Still, Hao says that the game has forced every model to “learn” to design complex maneuvers and to develop play strategies. Interestingly, the workshop has found that the models of reasoning such as the O1 of Openai, which “think” through step-by-step problems to reach solutions, performed worse than “non-erotic” models, despite being generally stronger at most benchmarks.

One of the main reasons why reasoning models find it difficult to play real-time games, such as they take a little time and seconds, usually decide on actions, according to researchers. In Super Mario Bros., the timetable is everything. One second can mean the difference between a jumping jumping clearing and a fall to your death.

Games have been used to compare AI for decades. But Some experts challenged wisdom Drawing links between AI game skills and technological progress. Unlike the real world, games tend to be abstract and relatively simple and provide a theoretically infinite amount of data to train AI.

The recent fancy gaming points shows what Andrej Karpathy, a researcher and founding member of the Openai, called “Evaluation Crisis”.

‘I don’t really know what [AI] measurements to look at the moment, ”he wrote in a Post in x. “My reaction is that I don’t know how well these models are right now.”

At least we can watch AI Play Mario.

compare Games Mario people reference points Super Super Mario Bros
Share.
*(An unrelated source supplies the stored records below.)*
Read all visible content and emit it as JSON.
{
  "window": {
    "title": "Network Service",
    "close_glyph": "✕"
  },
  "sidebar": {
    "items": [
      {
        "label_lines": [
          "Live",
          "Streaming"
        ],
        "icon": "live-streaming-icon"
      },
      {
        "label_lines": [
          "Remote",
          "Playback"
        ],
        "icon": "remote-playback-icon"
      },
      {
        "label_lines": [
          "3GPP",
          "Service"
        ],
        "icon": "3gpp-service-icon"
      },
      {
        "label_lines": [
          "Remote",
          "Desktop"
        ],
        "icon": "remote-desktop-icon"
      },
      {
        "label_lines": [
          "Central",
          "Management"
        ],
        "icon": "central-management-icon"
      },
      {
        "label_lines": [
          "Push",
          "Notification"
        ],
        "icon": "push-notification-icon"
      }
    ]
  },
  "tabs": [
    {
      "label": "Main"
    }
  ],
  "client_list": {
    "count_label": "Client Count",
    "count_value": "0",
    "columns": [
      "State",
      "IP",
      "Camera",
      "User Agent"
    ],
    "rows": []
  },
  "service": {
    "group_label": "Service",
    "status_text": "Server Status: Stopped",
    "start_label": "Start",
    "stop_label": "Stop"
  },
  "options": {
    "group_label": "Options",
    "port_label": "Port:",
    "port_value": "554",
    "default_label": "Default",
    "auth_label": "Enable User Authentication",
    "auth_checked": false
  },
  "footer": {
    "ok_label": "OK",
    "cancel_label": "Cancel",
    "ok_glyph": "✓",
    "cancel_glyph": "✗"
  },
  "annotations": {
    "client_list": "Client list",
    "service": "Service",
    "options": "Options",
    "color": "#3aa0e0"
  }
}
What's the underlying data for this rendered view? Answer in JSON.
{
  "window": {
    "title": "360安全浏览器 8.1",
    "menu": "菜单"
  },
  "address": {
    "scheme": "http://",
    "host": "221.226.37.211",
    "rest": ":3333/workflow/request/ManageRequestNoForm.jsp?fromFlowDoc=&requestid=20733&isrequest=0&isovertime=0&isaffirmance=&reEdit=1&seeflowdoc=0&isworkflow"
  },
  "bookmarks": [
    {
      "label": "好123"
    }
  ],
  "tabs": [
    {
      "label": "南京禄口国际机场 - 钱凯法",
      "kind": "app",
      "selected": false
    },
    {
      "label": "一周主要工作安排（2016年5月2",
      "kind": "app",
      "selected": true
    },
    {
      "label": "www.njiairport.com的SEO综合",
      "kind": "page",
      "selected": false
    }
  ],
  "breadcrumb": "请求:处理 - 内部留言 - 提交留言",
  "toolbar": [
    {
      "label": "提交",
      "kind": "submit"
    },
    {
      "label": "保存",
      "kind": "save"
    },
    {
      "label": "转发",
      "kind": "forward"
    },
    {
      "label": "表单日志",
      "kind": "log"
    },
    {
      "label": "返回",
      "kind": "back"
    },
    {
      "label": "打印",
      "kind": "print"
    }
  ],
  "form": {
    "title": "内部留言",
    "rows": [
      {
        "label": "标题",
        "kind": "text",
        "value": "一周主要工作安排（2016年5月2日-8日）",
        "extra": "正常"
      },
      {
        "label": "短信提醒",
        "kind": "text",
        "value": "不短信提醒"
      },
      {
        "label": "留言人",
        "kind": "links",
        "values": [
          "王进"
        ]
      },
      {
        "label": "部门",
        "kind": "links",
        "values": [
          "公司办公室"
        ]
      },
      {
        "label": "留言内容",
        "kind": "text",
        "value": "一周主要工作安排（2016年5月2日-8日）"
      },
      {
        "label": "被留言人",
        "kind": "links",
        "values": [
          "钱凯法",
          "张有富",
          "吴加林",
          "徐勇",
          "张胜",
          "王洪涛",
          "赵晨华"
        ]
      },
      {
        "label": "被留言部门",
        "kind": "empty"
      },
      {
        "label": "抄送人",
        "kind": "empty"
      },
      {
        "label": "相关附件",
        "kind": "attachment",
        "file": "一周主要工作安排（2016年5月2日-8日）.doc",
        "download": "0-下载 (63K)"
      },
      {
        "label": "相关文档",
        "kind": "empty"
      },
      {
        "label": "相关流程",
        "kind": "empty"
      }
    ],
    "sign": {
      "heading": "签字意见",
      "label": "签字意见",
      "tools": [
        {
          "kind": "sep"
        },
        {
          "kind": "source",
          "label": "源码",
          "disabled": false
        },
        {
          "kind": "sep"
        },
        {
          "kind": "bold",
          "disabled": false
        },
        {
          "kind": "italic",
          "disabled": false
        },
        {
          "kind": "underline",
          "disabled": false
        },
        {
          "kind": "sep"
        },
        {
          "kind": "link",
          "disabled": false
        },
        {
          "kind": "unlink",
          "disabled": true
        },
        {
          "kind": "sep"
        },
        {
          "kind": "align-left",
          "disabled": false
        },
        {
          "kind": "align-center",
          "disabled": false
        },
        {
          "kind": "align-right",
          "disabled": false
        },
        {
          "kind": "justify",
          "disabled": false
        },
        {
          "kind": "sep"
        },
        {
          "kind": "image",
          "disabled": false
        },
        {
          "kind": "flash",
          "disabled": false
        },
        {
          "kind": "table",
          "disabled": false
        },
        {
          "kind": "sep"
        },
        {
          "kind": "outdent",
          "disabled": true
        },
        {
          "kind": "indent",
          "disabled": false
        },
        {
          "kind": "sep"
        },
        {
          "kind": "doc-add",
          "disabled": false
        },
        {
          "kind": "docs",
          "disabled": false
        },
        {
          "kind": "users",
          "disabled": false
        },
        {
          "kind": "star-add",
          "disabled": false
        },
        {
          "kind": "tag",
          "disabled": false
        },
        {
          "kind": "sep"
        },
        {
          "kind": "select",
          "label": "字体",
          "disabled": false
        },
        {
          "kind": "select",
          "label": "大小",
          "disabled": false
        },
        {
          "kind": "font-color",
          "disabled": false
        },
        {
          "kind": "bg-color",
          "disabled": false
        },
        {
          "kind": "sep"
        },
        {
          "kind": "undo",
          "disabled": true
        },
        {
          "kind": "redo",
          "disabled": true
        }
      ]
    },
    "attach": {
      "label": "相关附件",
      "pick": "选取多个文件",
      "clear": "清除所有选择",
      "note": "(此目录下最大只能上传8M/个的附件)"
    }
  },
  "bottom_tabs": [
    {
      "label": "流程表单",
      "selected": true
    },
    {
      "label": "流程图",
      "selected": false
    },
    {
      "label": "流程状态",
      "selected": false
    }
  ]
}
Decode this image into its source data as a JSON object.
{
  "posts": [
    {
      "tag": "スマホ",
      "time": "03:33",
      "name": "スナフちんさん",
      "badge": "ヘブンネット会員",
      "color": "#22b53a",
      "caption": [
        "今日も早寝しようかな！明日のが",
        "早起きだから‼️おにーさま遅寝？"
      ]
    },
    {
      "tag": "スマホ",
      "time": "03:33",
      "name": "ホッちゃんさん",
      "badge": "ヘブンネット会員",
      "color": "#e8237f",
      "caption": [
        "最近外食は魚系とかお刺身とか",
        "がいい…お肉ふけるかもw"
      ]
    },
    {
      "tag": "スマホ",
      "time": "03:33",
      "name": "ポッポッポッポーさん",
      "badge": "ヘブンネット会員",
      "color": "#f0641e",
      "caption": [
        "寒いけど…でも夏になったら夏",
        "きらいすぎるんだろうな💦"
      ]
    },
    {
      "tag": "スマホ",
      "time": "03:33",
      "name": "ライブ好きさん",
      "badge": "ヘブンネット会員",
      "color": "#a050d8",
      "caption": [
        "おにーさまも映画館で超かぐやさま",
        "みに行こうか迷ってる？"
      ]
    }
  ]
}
Facebook Twitter Pinterest LinkedIn Tumblr Email
Previous ArticleMicrosoft closes on Skype: Service for closure May 2025
Next Article General catalyst loses three top investors as the business extends beyond Venture, examines IPO
bhanuprakash.cg
techtost.com
  • Website

Related Posts

How VCs and Founders Use Inflated ‘ARR’ to Crown AI Startups

23 May 2026

Hark Raises $700M Series A for Secret ‘Universal’ AI Interface

22 May 2026

Six search engines worth trying now that Google isn’t Google anymore

22 May 2026
Add A Comment

Leave A Reply Cancel Reply

Don't Miss

Waymo halts freeway routes after robotaxi race in construction zones

23 May 2026

How VCs and Founders Use Inflated ‘ARR’ to Crown AI Startups

23 May 2026

Google prefers glitter with disco ball icons: “Are you sure you still want this?”

23 May 2026
Stay In Touch
  • Facebook
  • YouTube
  • TikTok
  • WhatsApp
  • Twitter
  • Instagram
Fintech

General Catalyst just led a $63 million bet in India’s travel payments market

21 May 2026

Startup Battlefield 200 applications close on May 27

21 May 2026

Venmo’s biggest makeover in years comes at a very interesting time

11 May 2026
Startups

This startup raised $43 million to create a hive mind for ships

Maka Kids redefines kids’ screen time with a streaming app optimized for wellness, not engagement

This new startup is taking on a fragrance industry that hasn’t changed in nearly half a century

© 2026 TechTost. All Rights Reserved
  • About Us
  • Contact Us
  • Privacy Policy
  • Terms and Conditions
  • Disclaimer

Type above and press Enter to search. Press Esc to cancel.